Injured teen inspires outpouring of support

February 12, 2008|By JANET HEIM

Dori and Hayward Thaxton have endured the phone call all parents dread - the news that their oldest daughter was in a serious car accident.

Their daughter, Andrea Wimmer, was 18 at the time of the July 27, 2007, accident that left her paralyzed from the chest down.

After about three months of recovery and rehabilitation, the 2006 Linganore High School graduate returned home to the family's Londontowne townhouse to an outpouring of community support.

"I couldn't sum up all the things people have done for her," Dori Thaxton said.

Within days of the accident, employees of the Montgomery County Department of Correction and Rehabilitation where Dori Thaxton has worked for 10 years, had collected $1,500 for the family. They also donated about 700 hours of sick leave, worth nearly $21,000, to Dori Thaxton so she could care for her daughter.


Accommodations for the Thaxtons while Wimmer was in rehab in Philadelphia were donate by the organization, the Friends of Jerry Segal.

Jerry Segal is a Philadelphia lawyer who has a spinal cord injury. He and his friends host an annual golf classic to fund a foundation that provides TVs and lounge areas for patients, as well as accommodations for family who have to travel a distance.

Andrea had worked for Domino's Pizza since she was 14, changing stores as the family moved, and the Domino's Partnership Foundation contributed $650. She most recently worked at the Domino's on Virginia Avenue.

The Thaxtons said it seems as a need arises, someone steps forward to meet it. When Callas Construction Co. learned that Andrea, now 19, was unable to get in and out of the family's home because of steps, they poured a concrete ramp and railings. United Way of Washington County added a street ramp for total accessibility.

A stair lift was paid for with $2,000 from a nonprofit organization called From One Family To Another and the remaining $300 from the Malone family, which includes Butch and Debbie Malone of Boonsboro, Kelly Malone of Hagerstown and Kerry and Josh McKean of Hagerstown.

"All other things, although small, have helped us tremendously. Cooked food or a little cash here and there have been a huge help to us. So has a night out that my husband and I had a while ago. It is so amazing how grounded our lives have become. We have so much to be thankful for and so many people to thank," Dori Thaxton wrote in an e-mail.

As a result of all the medical bills, the couple worries that they might lose their home.

"If it hadn't been for all these people donating things, we wouldn't be living here now. It's been more expensive than we thought," Dori Thaxton said.

Electronic equipment like a laptop computer from Marianne Stanley and Barbara Thaxton, a portable DVD player from Tom and Jeannie Wimmer and digital camera from Marcie and Dan McCarthy have helped keep Andrea Wimmer connected to her friends and the outside world.

Sandra Kuhns, Dori Thaxton's mother, donated medical equipment and care giving. Kuhns, who had retired not long before the accident, stayed with Andrea three days a week and traveled to Philadelphia to learn how to care for Andrea.

Wimmer now receives home therapy four days a week and feels herself getting stronger every day. Her goal is to be able to attend Hagerstown Community College in the fall.

Perhaps the biggest surprise was a 1993 wheelchair accessible van from an "anonymous angel," Dori Thaxton said.

While the van has given the family hope, unfortunately it isn't all that reliable.
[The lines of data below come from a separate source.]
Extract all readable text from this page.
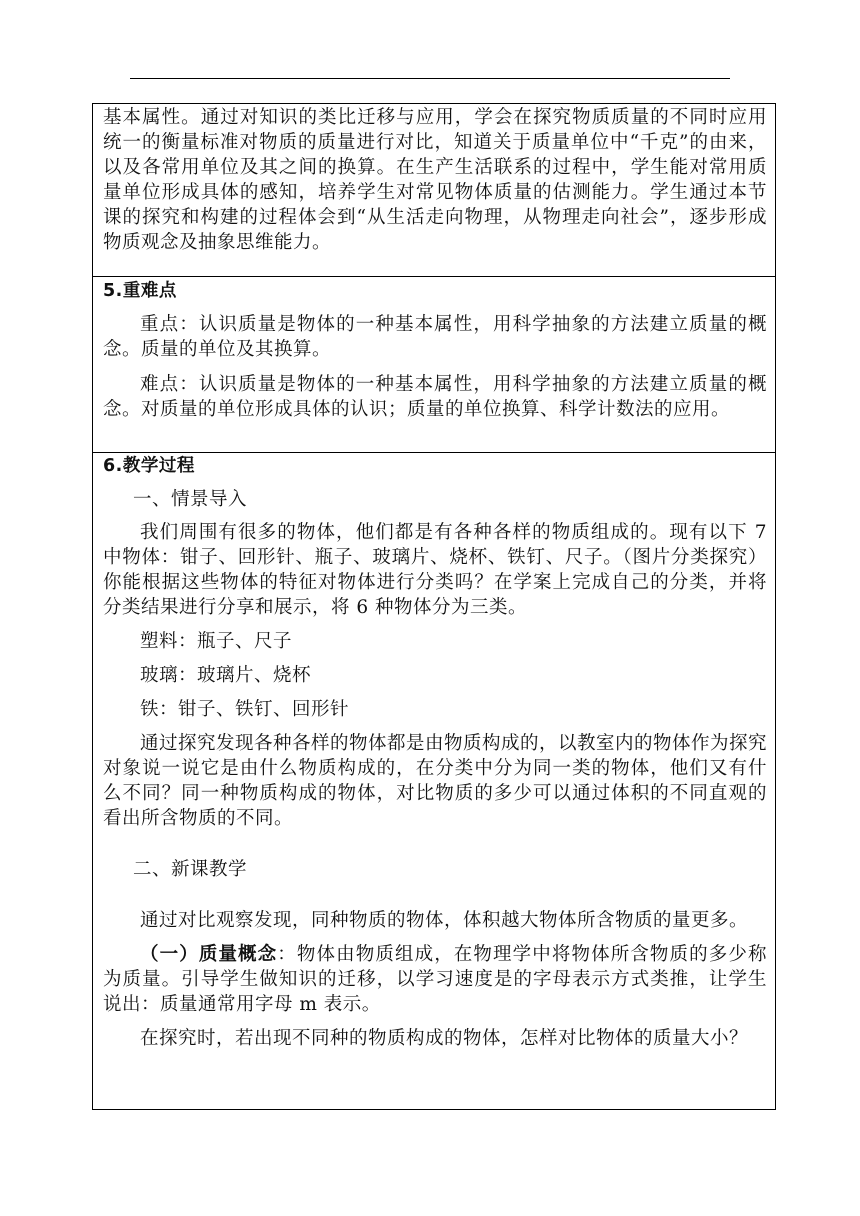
基本属性。通过对知识的类比迁移与应用，学会在探究物质质量的不同时应用统一的衡量标准对物质的质量进行对比，知道关于质量单位中“千克”的由来，以及各常用单位及其之间的换算。在生产生活联系的过程中，学生能对常用质量单位形成具体的感知，培养学生对常见物体质量的估测能力。学生通过本节课的探究和构建的过程体会到“从生活走向物理，从物理走向社会”，逐步形成物质观念及抽象思维能力。

5.重难点

重点：认识质量是物体的一种基本属性，用科学抽象的方法建立质量的概念。质量的单位及其换算。

难点：认识质量是物体的一种基本属性，用科学抽象的方法建立质量的概念。对质量的单位形成具体的认识；质量的单位换算、科学计数法的应用。

6.教学过程

一、情景导入

我们周围有很多的物体，他们都是有各种各样的物质组成的。现有以下 7 中物体：钳子、回形针、瓶子、玻璃片、烧杯、铁钉、尺子。（图片分类探究）你能根据这些物体的特征对物体进行分类吗？在学案上完成自己的分类，并将分类结果进行分享和展示，将 6 种物体分为三类。

塑料：瓶子、尺子

玻璃：玻璃片、烧杯

铁：钳子、铁钉、回形针

通过探究发现各种各样的物体都是由物质构成的，以教室内的物体作为探究对象说一说它是由什么物质构成的，在分类中分为同一类的物体，他们又有什么不同？同一种物质构成的物体，对比物质的多少可以通过体积的不同直观的看出所含物质的不同。

二、新课教学

通过对比观察发现，同种物质的物体，体积越大物体所含物质的量更多。

（一）质量概念：物体由物质组成，在物理学中将物体所含物质的多少称为质量。引导学生做知识的迁移，以学习速度是的字母表示方式类推，让学生说出：质量通常用字母 m 表示。

在探究时，若出现不同种的物质构成的物体，怎样对比物体的质量大小？
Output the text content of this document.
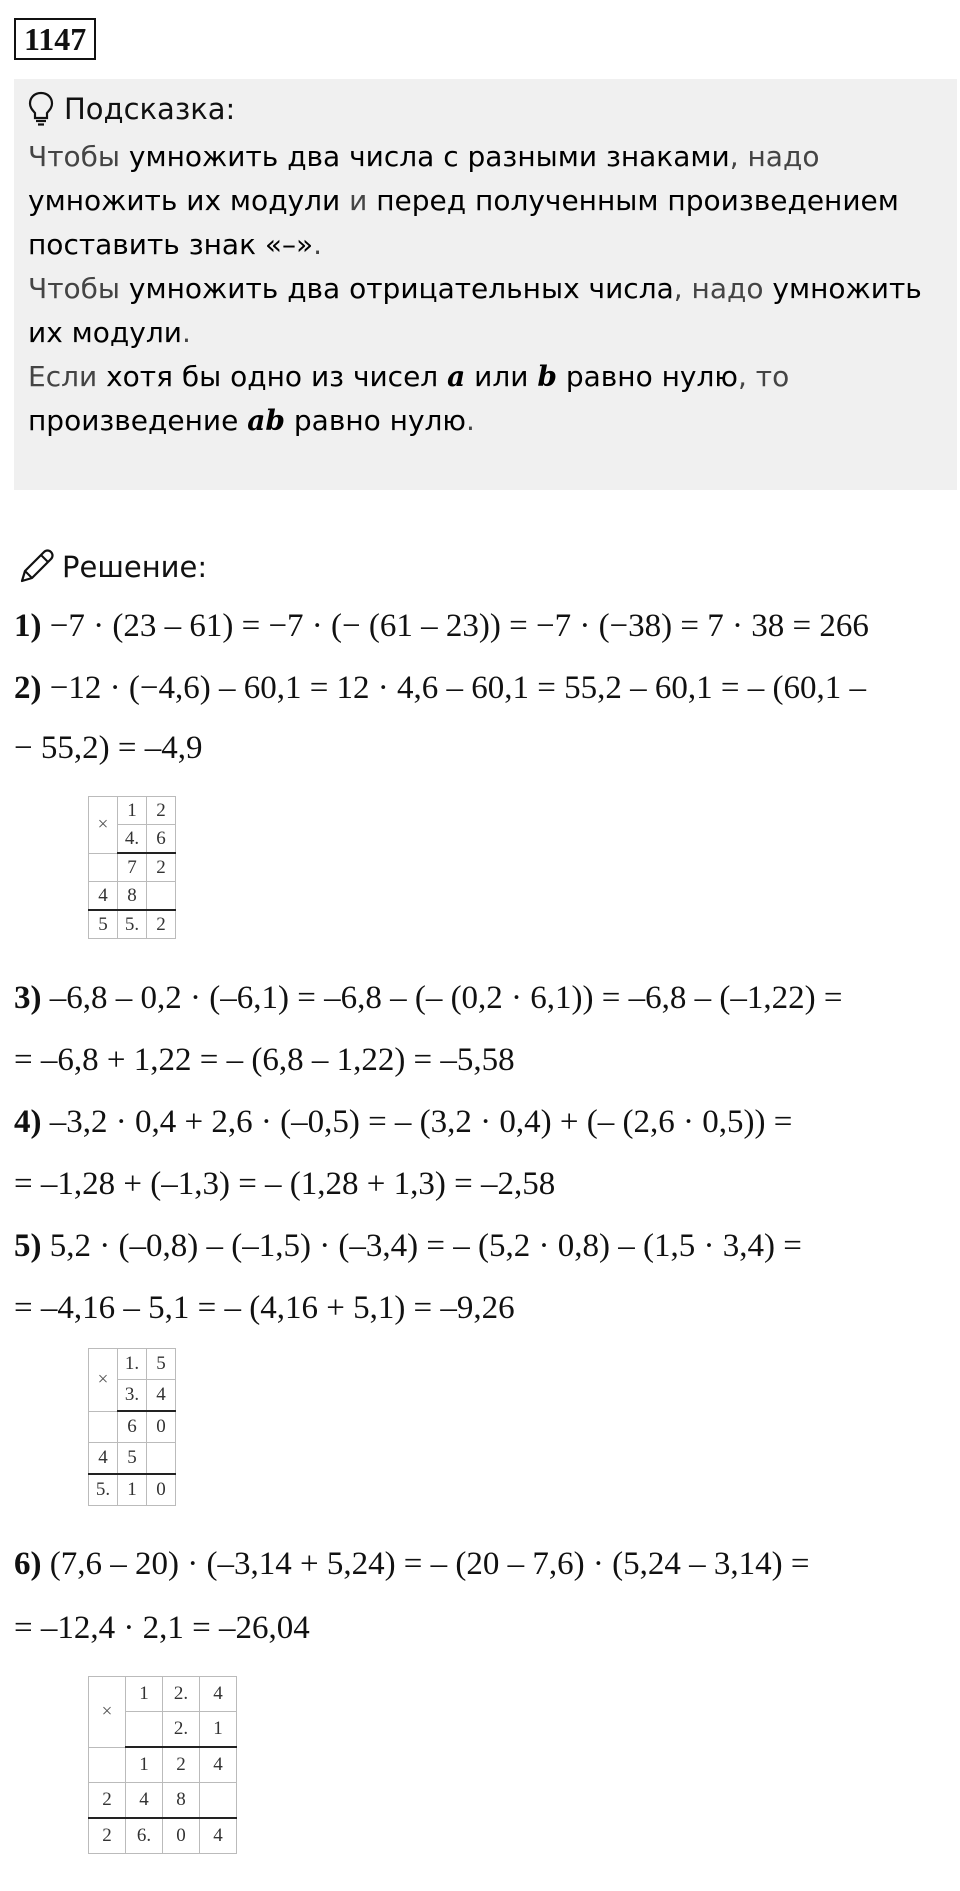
1147
Подсказка:
Чтобы умножить два числа с разными знаками, надо умножить их модули и перед полученным произведением поставить знак «–».
Чтобы умножить два отрицательных числа, надо умножить их модули.
Если хотя бы одно из чисел a или b равно нулю, то произведение ab равно нулю.
Решение:
1) −7 · (23 – 61) = −7 · (− (61 – 23)) = −7 · (−38) = 7 · 38 = 266
2) −12 · (−4,6) – 60,1 = 12 · 4,6 – 60,1 = 55,2 – 60,1 = – (60,1 –
− 55,2) = –4,9
×	1	2
	4.	6
	7	2
4	8	
5	5.	2
3) –6,8 – 0,2 · (–6,1) = –6,8 – (– (0,2 · 6,1)) = –6,8 – (–1,22) =
= –6,8 + 1,22 = – (6,8 – 1,22) = –5,58
4) –3,2 · 0,4 + 2,6 · (–0,5) = – (3,2 · 0,4) + (– (2,6 · 0,5)) =
= –1,28 + (–1,3) = – (1,28 + 1,3) = –2,58
5) 5,2 · (–0,8) – (–1,5) · (–3,4) = – (5,2 · 0,8) – (1,5 · 3,4) =
= –4,16 – 5,1 = – (4,16 + 5,1) = –9,26
×	1.	5
	3.	4
	6	0
4	5	
5.	1	0
6) (7,6 – 20) · (–3,14 + 5,24) = – (20 – 7,6) · (5,24 – 3,14) =
= –12,4 · 2,1 = –26,04
×	1	2.	4
		2.	1
	1	2	4
2	4	8	
2	6.	0	4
The donor's son, who coincidentally was the command EMT at the scene of Wimmer's accident, has been paying for repairs. It was through this connection that the Thaxtons learned that Andrea had to be resuscitated from the near- death experience.

"It's been very difficult. With faith, we've come full circle," Hayward Thaxton said.

Dori Thaxton has learned much from this experience. She suggests that the way to help those who have suffered a catastrophic event is to do something without asking.

"When someone asks what they can do, I always say 'nothing' because I don't know how to ask for help. It is those who just do stuff that have all of this possible," Dori Thaxton said.